We closed on the purchase of The WI-1 House a couple weeks ago, and I’m up in Milwaukee again this week to continue building the team and preparing for the rehab. Since this is the first time we’ve tried rehabbing a house long-distance (and this is the first time we’ve had to build a team from scratch in nearly 4 years), I thought I was discuss some of the big roadblocks we’re facing and the lessons we’re learning along the way.
This will be my first post on the topic…but most likely not the last…
- You need someone on the ground you trust. We were very lucky in this regard. We found a guy early on who we both like and trust to running this rehab for us (two guys, actually). He has some experience (one full rehab that we saw, and it looked great), but he doesn’t have enough experience to always know what labor prices should look like, what the scope of work should entail, what all the permitting issues will be, etc. So, while we’re in a great spot to have someone we trust, he’s in learning mode as much as we are. You *WILL* need someone on the ground that you trust if you’ll be rehabbing long distance.
- Contractors are hard to find (you’ll need to spend some time at the new location). Difficulty in finding contractors isn’t anything new to anyone who has done a rehab before (and certainly not new to me). But, when rehabbing long distance, you not only need to find contractors, but it helps to actually be around to interview them, get bids, etc. I hadn’t planned to travel back to Milwaukee until the rehab was started, but this is my second trip, and we still haven’t done demo. Unless you can bring yourself to trust contractors you’ve never met, plan to be around the new area for at least a couple weeks in the beginning of the first project.
- Labor prices may be very different than what you’re accustomed to. This has been a slight shock for us. We expected labor prices to be different than what we’re accustomed to, but in some cases, we’re seeing prices that are 20-30% higher. It’s possible we just haven’t found the right contractors yet (in fact, it’s probable), but even when we do, I’m expecting prices to be 10% above what I’m used to in Atlanta. Make sure that you factor the local labor and material prices into your analysis before you buy.
- Contractors will try to take advantage of you. I was really hoping that my experience (and the fact that I could prove my experience through this site and my writing and speaking on several notable occasions) would allow me to portray to contractors the fact that they shouldn’t assume I’m naive or inexperienced. But, apparently some contractors think I’m either desperate or an idiot. I got one plumbing quote for literally 3x what I expected to pay for the job — at $8500, I could have demoed and re-piped the entire house at least once, and our scope was much smaller than that. The contractor came highly recommended from two independent investor sources, so I can only assume he thought I wouldn’t notice. Make sure you don’t get taken advantage of by contractors who assume you’re some rich, stupid, out-of-state investor (even if you are :)).

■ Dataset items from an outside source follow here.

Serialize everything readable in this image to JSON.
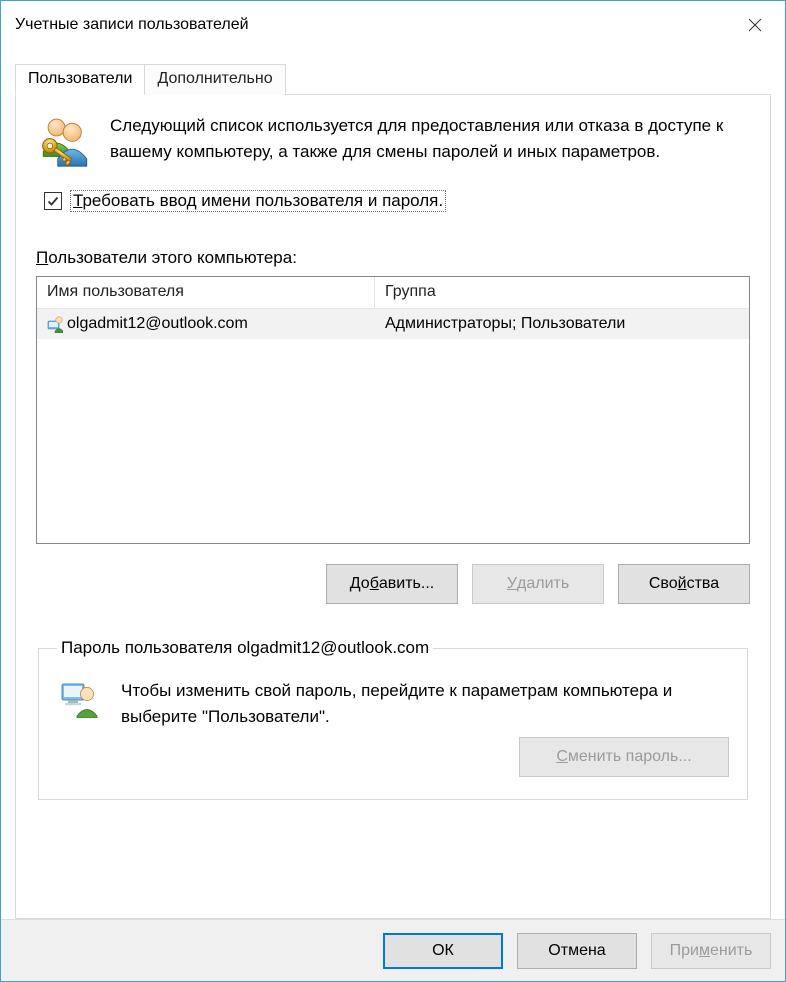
{
  "window": {
    "title": "Учетные записи пользователей"
  },
  "tabs": {
    "users": "Пользователи",
    "advanced": "Дополнительно"
  },
  "intro": "Следующий список используется для предоставления или отказа в доступе к вашему компьютеру, а также для смены паролей и иных параметров.",
  "require_credentials": {
    "checked": true,
    "label_pre_u": "Т",
    "label_rest": "ребовать ввод имени пользователя и пароля."
  },
  "user_list": {
    "label_pre_u": "П",
    "label_rest": "ользователи этого компьютера:",
    "columns": {
      "name": "Имя пользователя",
      "group": "Группа"
    },
    "rows": [
      {
        "name": "olgadmit12@outlook.com",
        "group": "Администраторы; Пользователи"
      }
    ]
  },
  "buttons": {
    "add_pre": "До",
    "add_u": "б",
    "add_post": "авить...",
    "remove_pre": "",
    "remove_u": "У",
    "remove_post": "далить",
    "props_pre": "Сво",
    "props_u": "й",
    "props_post": "ства"
  },
  "password_group": {
    "legend": "Пароль пользователя olgadmit12@outlook.com",
    "text": "Чтобы изменить свой пароль, перейдите к параметрам компьютера и выберите \"Пользователи\".",
    "change_pre": "",
    "change_u": "С",
    "change_post": "менить пароль..."
  },
  "footer": {
    "ok": "ОК",
    "cancel": "Отмена",
    "apply_pre": "При",
    "apply_u": "м",
    "apply_post": "енить"
  }
}
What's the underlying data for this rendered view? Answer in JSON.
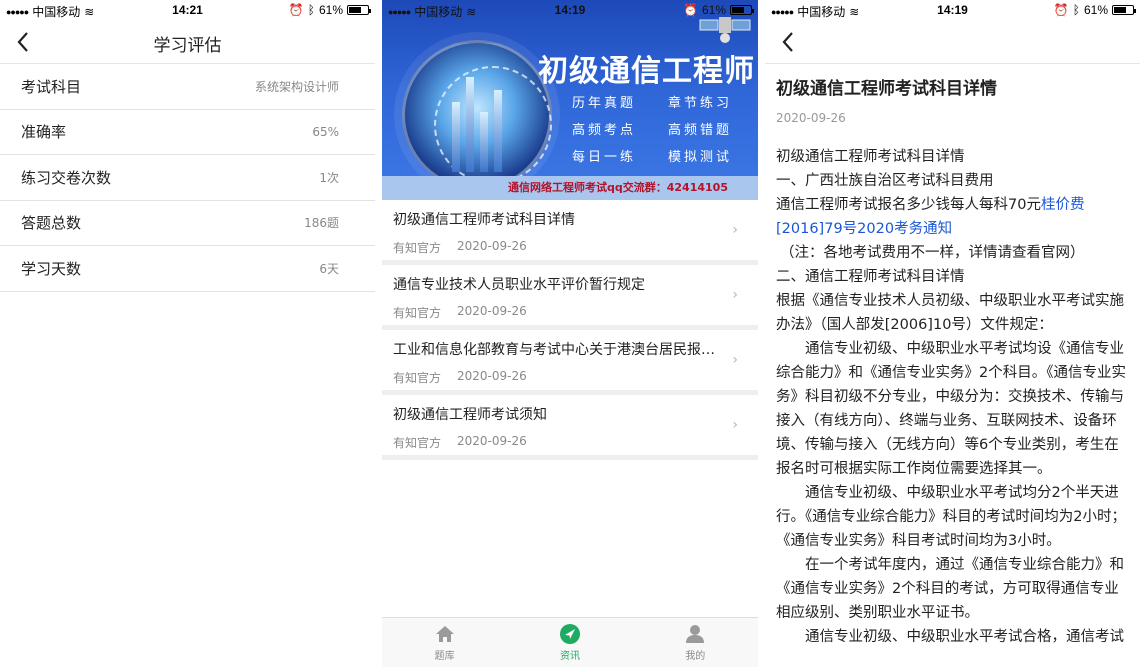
{
  "status": {
    "carrier": "中国移动",
    "battery": "61%",
    "time1": "14:21",
    "time2": "14:19",
    "time3": "14:19"
  },
  "screen1": {
    "title": "学习评估",
    "rows": [
      {
        "label": "考试科目",
        "value": "系统架构设计师"
      },
      {
        "label": "准确率",
        "value": "65%"
      },
      {
        "label": "练习交卷次数",
        "value": "1次"
      },
      {
        "label": "答题总数",
        "value": "186题"
      },
      {
        "label": "学习天数",
        "value": "6天"
      }
    ]
  },
  "screen2": {
    "banner": {
      "title": "初级通信工程师",
      "tags": [
        "历年真题",
        "章节练习",
        "高频考点",
        "高频错题",
        "每日一练",
        "模拟测试"
      ],
      "qq": "通信网络工程师考试qq交流群：42414105"
    },
    "news": [
      {
        "title": "初级通信工程师考试科目详情",
        "source": "有知官方",
        "date": "2020-09-26"
      },
      {
        "title": "通信专业技术人员职业水平评价暂行规定",
        "source": "有知官方",
        "date": "2020-09-26"
      },
      {
        "title": "工业和信息化部教育与考试中心关于港澳台居民报名参加通信专业技术人员职业水平考试",
        "source": "有知官方",
        "date": "2020-09-26"
      },
      {
        "title": "初级通信工程师考试须知",
        "source": "有知官方",
        "date": "2020-09-26"
      }
    ],
    "tabs": [
      {
        "label": "题库",
        "icon": "home-icon"
      },
      {
        "label": "资讯",
        "icon": "compass-icon"
      },
      {
        "label": "我的",
        "icon": "person-icon"
      }
    ],
    "active_tab_color": "#1eaa63"
  },
  "screen3": {
    "title": "初级通信工程师考试科目详情",
    "date": "2020-09-26",
    "heading": "初级通信工程师考试科目详情",
    "sec1": "一、广西壮族自治区考试科目费用",
    "fee_text": "通信工程师考试报名多少钱每人每科70元",
    "fee_link": "桂价费[2016]79号2020考务通知",
    "note": "（注：各地考试费用不一样，详情请查看官网）",
    "sec2": "二、通信工程师考试科目详情",
    "para1": "根据《通信专业技术人员初级、中级职业水平考试实施办法》（国人部发[2006]10号）文件规定：",
    "para2": "通信专业初级、中级职业水平考试均设《通信专业综合能力》和《通信专业实务》2个科目。《通信专业实务》科目初级不分专业，中级分为：交换技术、传输与接入（有线方向）、终端与业务、互联网技术、设备环境、传输与接入（无线方向）等6个专业类别，考生在报名时可根据实际工作岗位需要选择其一。",
    "para3": "通信专业初级、中级职业水平考试均分2个半天进行。《通信专业综合能力》科目的考试时间均为2小时；《通信专业实务》科目考试时间均为3小时。",
    "para4": "在一个考试年度内，通过《通信专业综合能力》和《通信专业实务》2个科目的考试，方可取得通信专业相应级别、类别职业水平证书。",
    "para5": "通信专业初级、中级职业水平考试合格，通信考试"
  }
}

- Scope of work will likely be different than what you’re accustomed to. The first thing I learned when I went up to Milwaukee a few months ago is that most houses there were built in the 20’s, 30’s and 40’s, most houses have basements, and most houses were built on clay soil. This combination means that you’ll spend a lot of time fixing foundation issues when you rehab in Milwaukee. Now that I’m putting together the scope of work and getting bids on the job, I’m finding that there are a lot of other things that are different as well. Roofs need extra layering material (to protect from all the ice and snow), many plumbing systems use cast-iron drains (which are tougher to tie into than PVC), many houses actually have wells for water (ours used to, and now we have to abandon it properly), electrical codes are different (this should actually help us), etc. In some cases, this means extra work and in some cases this means more expensive work, both of which will hurt the budget. So, make sure you know the local renovation issues and customs.